I happened to capture a similar refresh retry in a Profiler trace recently. I scheduled a refresh for 23:00 UTC on a busy Premium capacity and saw the following:
This trace shows:
No activity before 23:05, which I think shows how busy the capacity was at the time
The first attempted refresh kicked off at 23:05:10 (the first highlighted pair of Command Begin/End events in the screenshot) and failed immediately.
The error message associated with this failure was “You’ve exceeded the capacity limit for dataset refreshes. Try again when fewer datasets are being processed”, an error documented here.
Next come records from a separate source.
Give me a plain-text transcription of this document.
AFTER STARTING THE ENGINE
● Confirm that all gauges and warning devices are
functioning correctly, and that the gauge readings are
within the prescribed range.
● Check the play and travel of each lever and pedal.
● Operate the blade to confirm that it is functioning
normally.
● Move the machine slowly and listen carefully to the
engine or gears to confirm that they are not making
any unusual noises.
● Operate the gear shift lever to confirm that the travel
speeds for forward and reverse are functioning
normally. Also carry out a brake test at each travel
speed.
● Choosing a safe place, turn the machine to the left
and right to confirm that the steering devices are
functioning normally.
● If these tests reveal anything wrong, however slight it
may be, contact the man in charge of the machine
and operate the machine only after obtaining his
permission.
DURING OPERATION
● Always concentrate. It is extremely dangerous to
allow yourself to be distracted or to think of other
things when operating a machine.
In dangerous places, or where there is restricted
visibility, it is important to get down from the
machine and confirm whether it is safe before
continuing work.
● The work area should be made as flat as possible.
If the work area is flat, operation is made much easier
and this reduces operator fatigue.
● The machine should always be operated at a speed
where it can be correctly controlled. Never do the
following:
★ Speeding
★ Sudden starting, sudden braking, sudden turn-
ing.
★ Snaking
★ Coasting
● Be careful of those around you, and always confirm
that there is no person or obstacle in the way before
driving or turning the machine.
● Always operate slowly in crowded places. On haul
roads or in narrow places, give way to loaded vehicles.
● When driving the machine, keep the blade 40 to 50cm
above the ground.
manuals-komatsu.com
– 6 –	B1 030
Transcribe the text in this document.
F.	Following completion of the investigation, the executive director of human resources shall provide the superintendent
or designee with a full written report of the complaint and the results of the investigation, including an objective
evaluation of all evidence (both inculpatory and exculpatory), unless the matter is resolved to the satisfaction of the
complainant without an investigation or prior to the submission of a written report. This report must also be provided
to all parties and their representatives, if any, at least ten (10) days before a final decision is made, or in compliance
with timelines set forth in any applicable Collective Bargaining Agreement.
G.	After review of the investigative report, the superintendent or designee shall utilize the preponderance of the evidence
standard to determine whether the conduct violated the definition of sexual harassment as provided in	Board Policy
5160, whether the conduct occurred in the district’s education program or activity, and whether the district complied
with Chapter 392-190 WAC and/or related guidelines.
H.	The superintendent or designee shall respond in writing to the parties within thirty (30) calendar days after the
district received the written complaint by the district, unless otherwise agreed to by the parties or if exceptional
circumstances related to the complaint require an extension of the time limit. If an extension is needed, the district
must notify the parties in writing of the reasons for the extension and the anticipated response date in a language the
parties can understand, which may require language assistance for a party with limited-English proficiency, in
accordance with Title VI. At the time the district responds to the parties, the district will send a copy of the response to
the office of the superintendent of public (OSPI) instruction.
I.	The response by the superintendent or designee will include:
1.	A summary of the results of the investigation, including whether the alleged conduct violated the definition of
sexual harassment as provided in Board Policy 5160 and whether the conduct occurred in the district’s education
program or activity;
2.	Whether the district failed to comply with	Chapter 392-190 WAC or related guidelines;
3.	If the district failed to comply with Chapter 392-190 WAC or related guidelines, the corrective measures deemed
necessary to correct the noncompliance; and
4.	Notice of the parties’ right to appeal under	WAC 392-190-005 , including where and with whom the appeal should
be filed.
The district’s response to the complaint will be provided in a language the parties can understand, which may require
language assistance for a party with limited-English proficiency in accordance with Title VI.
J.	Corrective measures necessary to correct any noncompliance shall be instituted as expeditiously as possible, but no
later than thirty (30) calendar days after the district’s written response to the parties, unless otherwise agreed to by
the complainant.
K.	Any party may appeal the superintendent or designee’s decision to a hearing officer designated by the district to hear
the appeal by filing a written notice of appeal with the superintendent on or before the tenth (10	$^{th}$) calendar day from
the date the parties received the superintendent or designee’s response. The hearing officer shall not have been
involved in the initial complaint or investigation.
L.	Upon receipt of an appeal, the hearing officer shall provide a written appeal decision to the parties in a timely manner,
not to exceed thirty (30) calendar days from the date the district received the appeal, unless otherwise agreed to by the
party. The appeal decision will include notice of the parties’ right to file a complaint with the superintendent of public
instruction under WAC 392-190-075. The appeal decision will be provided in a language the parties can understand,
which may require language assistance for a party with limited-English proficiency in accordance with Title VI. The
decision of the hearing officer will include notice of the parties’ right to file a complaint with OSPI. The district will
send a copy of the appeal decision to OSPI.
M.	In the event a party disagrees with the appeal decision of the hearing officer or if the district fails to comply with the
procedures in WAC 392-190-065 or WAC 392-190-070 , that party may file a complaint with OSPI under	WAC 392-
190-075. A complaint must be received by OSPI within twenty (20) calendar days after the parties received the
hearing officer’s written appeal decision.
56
This was caused by reaching the limit for the number of concurrent datasets that can be refreshed on a single capacity (as documented in the Model Refresh Parallelism column of the table here).
The dataset refresh kicked off again at 23:06:10 and finished successfully after 42 seconds (the second highlighted pair of Command Begin/End events in the screenshot above).
So two scenarios where Power BI retried a refresh after an initial failure. As I said, though, not all refresh failures result in retries. For example, when I tried refreshing the dataset in this post which fails with a timeout on the SQL Server side, I could see that Power BI only ran the refresh command once:
I don’t know when the Power BI Service does and doesn’t retry a refresh after a failure but I’m trying to find out; I’ll blog again if I do get more information.
While you don’t have any control over retry behaviour if you schedule a refresh in the Power BI Service or kick off a manual refresh from the portal, you do get more control if you refresh using the Enhanced Refresh API and set the retryCount parameter. Indeed the docs for the Enhanced Refresh API have some extra detail about how retryCount and the five hour timeout interact here, mentioning that even if you keep retrying a refresh it will always fail after 24 hours and that the total time for a refresh includes the time taken for all failures before a success. This, for me, is one more reason to use the Enhanced Refresh API for refreshing enterprise-level datasets.